I just wanted to share a recent experience and a major improvement I discovered while building this set of low-pass filters from CCI. In the base configuration (L-input 5-pole) the input impedance varied a good amount over the bands that the filter will be used on, resulting in a highly variable input SWR. Here I'll be discussing the 10m filter since it's been the main subject of my experimentation. The input SWR of the 10m filter as constructed in accordance with the supplied instructions was perfectly usable from 28.0MHz to 29.3MHz, but the power handling capability needed to be derated at the bandwidth edges as the input SWR approached 1.8:1, indicating an impedance mismatch which seemed to overheat one of the capacitors (in the photo below it's the lower right-hand mica cap in the central group of 4) to the point of burning out. In it's original configuration the maximum continuous (100% duty for 10+ minutes) power I could pass through the filter was around 75W without eventual damage. These filters are rated to 300W PEP, which is actually conservative since the toroids and capacitors should allow up to 500W PEP if optimized properly, so by my logic they should be able to handle at least 120W continuously. I felt that there was some need for improvement, so I modeled the circuit in ELSIE so that I could play around with various configurations and view their responses and parameters.
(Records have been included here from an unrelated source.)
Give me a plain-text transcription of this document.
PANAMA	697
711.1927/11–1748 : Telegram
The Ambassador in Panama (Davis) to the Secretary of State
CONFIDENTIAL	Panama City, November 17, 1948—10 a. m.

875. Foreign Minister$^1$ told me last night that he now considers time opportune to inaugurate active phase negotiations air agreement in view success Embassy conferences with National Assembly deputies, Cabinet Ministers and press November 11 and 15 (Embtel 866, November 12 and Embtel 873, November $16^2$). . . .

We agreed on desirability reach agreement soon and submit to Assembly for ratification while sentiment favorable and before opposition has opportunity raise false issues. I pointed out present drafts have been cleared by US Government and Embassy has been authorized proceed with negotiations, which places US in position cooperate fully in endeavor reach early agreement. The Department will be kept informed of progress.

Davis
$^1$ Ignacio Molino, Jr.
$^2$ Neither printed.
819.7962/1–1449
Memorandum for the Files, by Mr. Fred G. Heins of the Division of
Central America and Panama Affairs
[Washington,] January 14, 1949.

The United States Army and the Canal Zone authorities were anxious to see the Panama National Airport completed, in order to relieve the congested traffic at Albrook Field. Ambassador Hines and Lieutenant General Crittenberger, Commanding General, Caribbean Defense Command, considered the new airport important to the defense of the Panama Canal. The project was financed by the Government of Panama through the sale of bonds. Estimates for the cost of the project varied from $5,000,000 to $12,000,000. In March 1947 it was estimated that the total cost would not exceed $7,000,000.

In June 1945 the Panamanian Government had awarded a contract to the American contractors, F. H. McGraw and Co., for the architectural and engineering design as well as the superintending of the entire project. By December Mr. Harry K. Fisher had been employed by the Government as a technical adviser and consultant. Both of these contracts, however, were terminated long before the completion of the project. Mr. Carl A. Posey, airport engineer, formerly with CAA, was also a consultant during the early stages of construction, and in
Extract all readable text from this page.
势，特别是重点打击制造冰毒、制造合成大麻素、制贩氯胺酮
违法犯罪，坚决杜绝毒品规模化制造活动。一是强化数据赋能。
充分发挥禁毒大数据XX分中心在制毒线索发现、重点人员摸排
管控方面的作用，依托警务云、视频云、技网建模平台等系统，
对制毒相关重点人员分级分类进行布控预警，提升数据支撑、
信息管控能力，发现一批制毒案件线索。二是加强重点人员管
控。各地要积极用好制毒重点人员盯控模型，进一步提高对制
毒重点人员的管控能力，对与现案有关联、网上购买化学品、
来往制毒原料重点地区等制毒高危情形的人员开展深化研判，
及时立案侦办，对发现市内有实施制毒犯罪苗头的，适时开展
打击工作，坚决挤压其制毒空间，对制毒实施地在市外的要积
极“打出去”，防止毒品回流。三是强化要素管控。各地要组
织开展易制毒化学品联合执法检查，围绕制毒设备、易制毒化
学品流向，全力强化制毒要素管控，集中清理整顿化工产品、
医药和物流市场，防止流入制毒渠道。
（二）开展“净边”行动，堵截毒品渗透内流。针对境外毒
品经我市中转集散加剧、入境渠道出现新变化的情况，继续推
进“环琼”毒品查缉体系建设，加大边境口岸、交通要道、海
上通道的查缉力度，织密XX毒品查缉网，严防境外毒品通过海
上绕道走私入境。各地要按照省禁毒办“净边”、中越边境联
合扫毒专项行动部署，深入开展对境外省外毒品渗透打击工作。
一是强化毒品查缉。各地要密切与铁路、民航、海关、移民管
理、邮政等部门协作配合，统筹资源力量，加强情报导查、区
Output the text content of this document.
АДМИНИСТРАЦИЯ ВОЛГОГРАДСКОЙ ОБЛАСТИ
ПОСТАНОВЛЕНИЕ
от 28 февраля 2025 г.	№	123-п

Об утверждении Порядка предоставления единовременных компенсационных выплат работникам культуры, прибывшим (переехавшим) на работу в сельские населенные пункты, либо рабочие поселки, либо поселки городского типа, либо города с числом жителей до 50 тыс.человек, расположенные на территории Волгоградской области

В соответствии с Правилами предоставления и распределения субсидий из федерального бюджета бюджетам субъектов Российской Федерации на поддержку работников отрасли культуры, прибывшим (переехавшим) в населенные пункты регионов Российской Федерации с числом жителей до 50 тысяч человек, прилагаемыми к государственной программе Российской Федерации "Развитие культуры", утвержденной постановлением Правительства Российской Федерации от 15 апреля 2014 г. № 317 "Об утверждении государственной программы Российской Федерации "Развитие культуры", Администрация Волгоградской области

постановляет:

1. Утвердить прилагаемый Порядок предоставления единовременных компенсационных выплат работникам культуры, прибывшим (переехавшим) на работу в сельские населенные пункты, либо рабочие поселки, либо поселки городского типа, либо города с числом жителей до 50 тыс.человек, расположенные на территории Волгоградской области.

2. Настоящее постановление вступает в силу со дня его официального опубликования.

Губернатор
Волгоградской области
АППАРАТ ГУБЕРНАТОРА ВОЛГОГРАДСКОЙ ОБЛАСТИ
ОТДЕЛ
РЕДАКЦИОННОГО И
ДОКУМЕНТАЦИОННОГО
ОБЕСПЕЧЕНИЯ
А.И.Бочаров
Here's a graph of the cutoff (red) and vswr (blue) of the 10m filter as supplied by CCI (based on a schematic from an ARRL text):
The swr curve has some nice low points that kind of roughly correspond to the bands that the filter will be used on (10/12m) but they also peak above 2.0 at certain points across the bandwidth. In real-world usage these peaks fall closer to the bands of operation than I'd like, resulting in somewhat high SWR at the edges of these bands. As I'm looking for peak performance across the widest possible bandwidth I felt improvement was possible and necessary.
A primary interest of mine was to keep the core configuration of the filter intact, so I didn't want to alter the cap values or the inductor values of the original configuration. That left the option of adding more components.. by adding 2 more capacitors I ultimately ended up with a 7-pole filter with much better input impedance values and sharper cutoff.. both good things! Plus the finished mod was about as easy as it gets.
As can be seen in the original schematic the main capacitance consists of 118pF shunted to ground. This is comprised of a 100pF cap in parallel with an 18pF cap on the board itself:
I found that adding two more capacitors with values roughly half of the originally installed capacitance (118/2, or ~68pF in this case since I had quite a few 68pF caps on hand) at the input and output of the filter resulted in better performance across the bandwidth with much less loss, resulting in full power-handling capability (easily handles 120W+ continuous without major heating):
Here's the curves for the improved 7-pole filter. You can see that the input vswr no longer peaks nearly as high near the intended bands of operation while the cutoff is sharper. The real-world performance mimicked the software plots almost exactly:
Here's the finished filter. The added caps are simply soldered across the input and output connection points:
This logic can be applied to all of the filters. I found that adding 2 more capacitance poles with values of roughly half of the originally installed capacitance values made for a much more user-friendly and better performing filter regardless of the intended band of operation. I'm certainly no expert, just a hobbyist, so I hope that this information works for others with similar results.